While South Ayrshire acknowledged a “sense of frustration and unfairness”, adding: “A number of complaints have been received.”
Scottish Tory leader Jackson Carlaw said: “These letters show Nicola Sturgeon’s plan is anything but contingent. Proposals for children to go back as little as once or twice a week are already being set in stone.
“It’s no wonder parents right across the country are furious at this deceit. The SNP is simply not showing the ambition or imagination required to avert a crisis in education.
“Parents all over the country are worried sick about their child’s education, and can’t see how they will return to work if there’s no school to go to. Instead of shrugging her shoulders, the First Minister should be working flat out for a solution.”
Smart, 37, a former biology teacher whose three primary age children face as little five half-days a fortnight in Aberdeenshire, said it reminded her of the SQA fiasco, when she was at Edinburgh’s Boroughmuir High School and some of her results went missing.

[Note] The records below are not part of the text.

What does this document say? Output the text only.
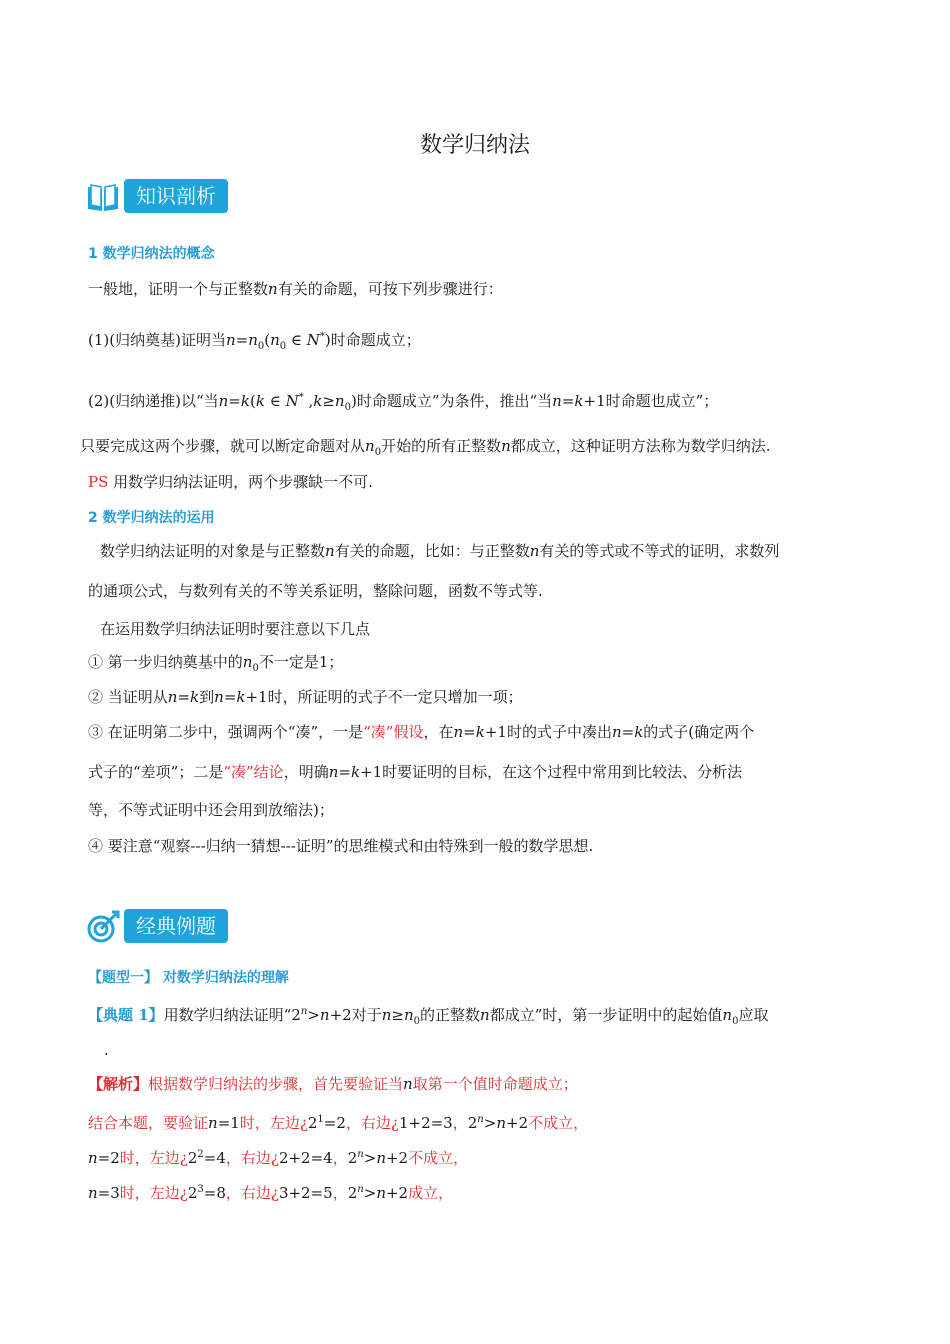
数学归纳法
知识剖析
1 数学归纳法的概念
一般地，证明一个与正整数n有关的命题，可按下列步骤进行：
(1)(归纳奠基)证明当$n=n_0(n_0$ ∈ N*)时命题成立；
(2)(归纳递推)以“当n=k(k ∈ N* $,k\ge n_0$)时命题成立”为条件，推出“当n=k+1时命题也成立”；
只要完成这两个步骤，就可以断定命题对从$n_0$开始的所有正整数n都成立，这种证明方法称为数学归纳法.
PS 用数学归纳法证明，两个步骤缺一不可.
2 数学归纳法的运用
数学归纳法证明的对象是与正整数n有关的命题，比如：与正整数n有关的等式或不等式的证明，求数列
的通项公式，与数列有关的不等关系证明，整除问题，函数不等式等.
在运用数学归纳法证明时要注意以下几点
① 第一步归纳奠基中的$n_0$不一定是1；
② 当证明从n=k到n=k+1时，所证明的式子不一定只增加一项；
③ 在证明第二步中，强调两个“凑”，一是“凑”假设，在n=k+1时的式子中凑出n=k的式子(确定两个
式子的“差项”；二是“凑”结论，明确n=k+1时要证明的目标，在这个过程中常用到比较法、分析法
等，不等式证明中还会用到放缩法)；
④ 要注意“观察---归纳一猜想---证明”的思维模式和由特殊到一般的数学思想.
经典例题
【题型一】 对数学归纳法的理解
【典题 1】用数学归纳法证明“$2^n>n+2$对于$n\ge n_0$的正整数n都成立”时，第一步证明中的起始值$n_0$应取
.
【解析】根据数学归纳法的步骤，首先要验证当n取第一个值时命题成立；
结合本题，要验证n=1时，左边¿$2^1=2$，右边¿1+2=3，$2^n>n+2$不成立，
n=2时，左边¿$2^2=4$，右边¿2+2=4，$2^n>n+2$不成立，
n=3时，左边¿$2^3=8$，右边¿3+2=5，$2^n>n+2$成立，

She said: “Twenty years ago I was a 17-year-old feeling absolutely distraught that my whole future was about to be destroyed because of the exam crisis. It was a fiasco.
READ MORE: Former FM Jack McConnell: 'We need a second chamber to police Holyrood'
“I shouted for myself and my friends at that time. I felt really strongly because so many were affected by it. Now, I look at kids who haven’t even had the chance to sit those exams. I can’t even imagine how they feel, because that’s their entire future. And it’s not just those sitting exams. My children are in primary school. You can’t believe how quickly they can learn. If you take three months away from that it’s a huge thing.”
She said she was sceptical about the two-metre rule, and thought teachers should get all the support they needed to do their job.
She went on: “Education is the key to everything. Countries are built on their education system. If we fail children, the effects will last for years and years.
“It feels like they [ministers] haven’t seen this coming. Education has a huge ripple effect into all aspects of society but I feel like it’s been on the backburner.
“For me, I feel like John Swinney and Nicola Sturgeon’s legacy lies on this. This will be the thing that people talk about in 20 years time. Do they want to have that on them?
“It’s how we deal with these situations that shapes us a country.
“I don’t feel it was being taken seriously. I feel there’s been a turnaround, they do seem to be understanding now, but they have to get kids back into school. There is no other way to do it.
“Move mountains – but just get them into school. The buck stops with John Swinney and Nicola Sturgeon and they need to take full control.”
“Everyone knows how hard teachers are working. Most of them are parents too. I just want them to have the support they need. If they want it, they should get it, the same way as NHS staff. When there wasn’t enough PPE they got it in there. That’s how teachers should be.
“They should be so respected just now because they’re such a valuable asset.”
“Initially with the SQA fiasco was like, ‘Oh this will be. Then as more noise was made, people realised it wasn’t fine. This was kids’ futures.
“And when blended learning came out, it was very similar. With this 2m rule you can only have a small percentage of schooling, this is how has to be, so accept it.
“But we haven’t accepted it and I don’t think parents will accept it.”
A Scottish Government spokesperson said: “When schools reopen on August 11, we expect councils to have made arrangements that maximise the time that pupils spend having face-to-face learning safely.
“We don’t want blended learning to be in place a moment longer than is necessary, so we will be working with councils to return schools to normality as soon as it is safe to do so.”
Professor Jason Leitch, the Scottish Government’s National Clinical Director, said on Friday that the 2m rule would stay in Scotland for several weeks at least.
He also told the BBC it was “too early to say for sure” if schools would be back full time by August, but it was “unlikely”.
The First Minister’s office was contacted for comment.